Eu queria fazer um texto falando sobre o aprendizado que tivemos com a Covid, mas isso me incomodou e então desisti. Afinal, como uma peste como essa pode nos ter trazido algo de positivo? “Mas ela joga luz em questões importantes que estavam à margem das preocupações sociais”, disse-me a mim mesmo, mas não me convenci: “nada, em absoluto, pode ser tirado de proveitoso dessa tragédia humana e se há questões que a pandemia iluminou e nos faz pensar agora, isso só aumenta o nosso drama, pois não podemos deixar de lado assuntos importantes para lidar com eles apenas depois que a realidade nos dá um solavanco.
Digressões à parte, eu queria mesmo era falar que a vida decorre de múltiplos acordos, sem os quais ela não aconteceria. Assistimos, por exemplo, com dor e lágrimas, ao vírus da Covid e o organismo humano se estranhando brutalmente, de modo que ambos acabavam morrendo. Já agora os vemos procurando se entender minimamente e a esta altura os humanos e o coronavírus são menos nocivos entre si. A ideia de ambos parece ser a de que possam conviver pacificamente, a fim de que cada um deles siga a sua saga (viver o maior tempo possível, como indivíduo e como espécie).
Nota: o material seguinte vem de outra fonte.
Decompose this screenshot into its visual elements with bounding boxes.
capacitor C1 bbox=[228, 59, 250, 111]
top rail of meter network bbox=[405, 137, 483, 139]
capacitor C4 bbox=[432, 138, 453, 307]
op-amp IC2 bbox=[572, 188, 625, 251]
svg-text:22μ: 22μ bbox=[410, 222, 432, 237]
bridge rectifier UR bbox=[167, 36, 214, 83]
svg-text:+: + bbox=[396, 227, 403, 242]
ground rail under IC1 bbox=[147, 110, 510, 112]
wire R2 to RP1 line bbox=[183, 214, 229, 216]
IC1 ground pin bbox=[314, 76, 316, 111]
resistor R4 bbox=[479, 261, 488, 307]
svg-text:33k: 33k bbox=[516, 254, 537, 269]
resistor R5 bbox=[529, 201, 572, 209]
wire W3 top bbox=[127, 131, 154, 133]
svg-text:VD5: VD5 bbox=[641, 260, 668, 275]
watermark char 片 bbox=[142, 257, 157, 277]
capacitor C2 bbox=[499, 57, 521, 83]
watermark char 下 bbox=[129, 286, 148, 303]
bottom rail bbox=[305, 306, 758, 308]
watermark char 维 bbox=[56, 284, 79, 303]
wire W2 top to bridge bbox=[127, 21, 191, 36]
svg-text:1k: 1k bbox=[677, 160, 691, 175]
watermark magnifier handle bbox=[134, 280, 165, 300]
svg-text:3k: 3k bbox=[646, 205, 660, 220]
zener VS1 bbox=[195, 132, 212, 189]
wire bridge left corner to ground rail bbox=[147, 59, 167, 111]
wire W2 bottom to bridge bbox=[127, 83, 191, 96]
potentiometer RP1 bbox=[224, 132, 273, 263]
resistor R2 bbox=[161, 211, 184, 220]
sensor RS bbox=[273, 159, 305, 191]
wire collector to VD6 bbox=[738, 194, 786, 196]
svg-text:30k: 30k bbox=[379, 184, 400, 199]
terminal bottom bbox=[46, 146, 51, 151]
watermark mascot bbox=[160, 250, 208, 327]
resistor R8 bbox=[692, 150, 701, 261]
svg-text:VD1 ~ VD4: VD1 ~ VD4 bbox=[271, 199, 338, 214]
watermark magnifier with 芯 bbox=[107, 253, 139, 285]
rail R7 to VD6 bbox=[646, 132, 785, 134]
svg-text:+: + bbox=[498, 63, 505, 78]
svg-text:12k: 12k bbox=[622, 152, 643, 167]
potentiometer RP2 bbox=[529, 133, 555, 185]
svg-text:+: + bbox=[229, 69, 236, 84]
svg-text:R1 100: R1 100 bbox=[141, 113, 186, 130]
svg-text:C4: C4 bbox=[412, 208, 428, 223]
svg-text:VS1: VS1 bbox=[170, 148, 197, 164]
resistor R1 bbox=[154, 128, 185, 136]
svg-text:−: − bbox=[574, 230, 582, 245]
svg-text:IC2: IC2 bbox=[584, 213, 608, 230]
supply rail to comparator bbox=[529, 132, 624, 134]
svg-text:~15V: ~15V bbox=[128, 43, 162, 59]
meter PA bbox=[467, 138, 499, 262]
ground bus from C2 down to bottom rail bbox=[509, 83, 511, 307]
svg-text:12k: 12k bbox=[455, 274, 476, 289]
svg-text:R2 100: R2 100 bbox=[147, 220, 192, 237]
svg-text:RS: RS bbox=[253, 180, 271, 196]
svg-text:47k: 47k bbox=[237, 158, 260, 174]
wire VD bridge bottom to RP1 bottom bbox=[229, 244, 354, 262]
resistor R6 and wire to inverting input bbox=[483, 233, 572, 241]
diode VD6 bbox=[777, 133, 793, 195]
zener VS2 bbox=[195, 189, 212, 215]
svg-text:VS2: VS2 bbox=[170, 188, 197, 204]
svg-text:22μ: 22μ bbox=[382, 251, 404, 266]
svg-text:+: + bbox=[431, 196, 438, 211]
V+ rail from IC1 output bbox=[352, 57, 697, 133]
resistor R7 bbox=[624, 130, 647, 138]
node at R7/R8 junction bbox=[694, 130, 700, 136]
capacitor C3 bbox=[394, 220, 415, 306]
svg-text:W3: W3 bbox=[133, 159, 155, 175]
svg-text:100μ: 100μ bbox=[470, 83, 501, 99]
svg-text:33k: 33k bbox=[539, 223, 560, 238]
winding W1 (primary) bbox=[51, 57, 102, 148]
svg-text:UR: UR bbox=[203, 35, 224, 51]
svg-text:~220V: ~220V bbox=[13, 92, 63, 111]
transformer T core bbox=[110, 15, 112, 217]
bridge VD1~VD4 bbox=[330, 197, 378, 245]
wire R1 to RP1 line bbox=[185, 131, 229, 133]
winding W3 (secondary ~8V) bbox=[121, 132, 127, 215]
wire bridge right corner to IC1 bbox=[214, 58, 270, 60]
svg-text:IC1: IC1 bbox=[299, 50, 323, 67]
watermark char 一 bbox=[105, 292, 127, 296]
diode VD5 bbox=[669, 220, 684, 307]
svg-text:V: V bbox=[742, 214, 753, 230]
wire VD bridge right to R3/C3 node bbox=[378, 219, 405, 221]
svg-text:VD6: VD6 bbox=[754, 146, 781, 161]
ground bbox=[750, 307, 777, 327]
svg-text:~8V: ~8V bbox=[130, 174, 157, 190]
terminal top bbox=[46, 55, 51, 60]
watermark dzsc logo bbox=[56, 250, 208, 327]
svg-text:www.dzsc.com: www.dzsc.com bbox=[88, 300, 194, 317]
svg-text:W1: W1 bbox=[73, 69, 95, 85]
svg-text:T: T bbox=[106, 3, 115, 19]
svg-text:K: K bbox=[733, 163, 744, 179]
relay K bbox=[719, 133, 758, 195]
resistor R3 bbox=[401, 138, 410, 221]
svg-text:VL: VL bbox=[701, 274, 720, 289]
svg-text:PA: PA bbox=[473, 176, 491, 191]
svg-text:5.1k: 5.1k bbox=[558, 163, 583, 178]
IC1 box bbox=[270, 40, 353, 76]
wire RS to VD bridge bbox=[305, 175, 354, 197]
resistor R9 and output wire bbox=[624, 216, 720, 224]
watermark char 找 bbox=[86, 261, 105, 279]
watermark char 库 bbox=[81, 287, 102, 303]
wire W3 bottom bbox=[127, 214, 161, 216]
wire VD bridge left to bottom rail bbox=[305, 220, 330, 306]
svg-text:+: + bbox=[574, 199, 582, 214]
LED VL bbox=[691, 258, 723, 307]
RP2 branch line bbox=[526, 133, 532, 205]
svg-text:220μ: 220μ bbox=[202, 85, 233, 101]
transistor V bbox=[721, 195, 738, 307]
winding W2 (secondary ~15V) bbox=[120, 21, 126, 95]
Dito isso, eu encerraria o texto por aqui dizendo que se do ponto de vista biológico a vida existe em razão de acordos, parece claro que a mesma regra deva ser aplicada no âmbito social, ou, pelo menos, o fato indica que a poderosa receita da convivência nos seja proveitosa também em nossas relações sociais.
Não parei aqui, entretanto, porque nesse meio tempo ouvi um trecho de uma palestra do reconhecido cientista brasileiro Antônio Nobre em que ele nos dá uma boa ideia da dimensão dos acordos que celebramos para existirmos. Segundo ele, o corpo humano tem 100 trilhões de células, tendo a sua complexidade uma magnitude semelhante às dimensões do espaço: “o ser humano é uma galáxia ambulante de um sistema celular”, diz ele.
Mais que isso, ele diz que embora essas 100 trilhões de células tenham o mesmo componente genético, cada uma delas vai desempenhar uma ou algumas determinadas funções necessárias ao funcionamento do todo (a célula que forma a nossa pele teria condições de formar o nosso fígado, por exemplo). Em outras palavras, embora cada célula tenha geneticamente potencial para desempenhar todas as funções possíveis dentro do nosso organismo, elas agem apenas de forma limitada, mas em colaboração umas com as outras para, em conjunto, desempenharem todas as tarefas que garantem a nossa existência.
Por fim, Antônio Nobre ressalta que além dos 100 trilhões de células que compõem o nosso organismo, carregamos conosco (“em nosso microbioma”, como eles diz) mais 50 trilhões de bactérias, que são outros seres e convivem conosco em perfeita harmonia e são também responsáveis por estarmos vivos.
Logo e portanto, a mim me parece que maior evidência não há sobre qual caminho a seguir, sendo a colaboração e a convivência importantes chaves para que possamos sobreviver, e para além, para termos uma vida mais potente, mais digna, mais plena.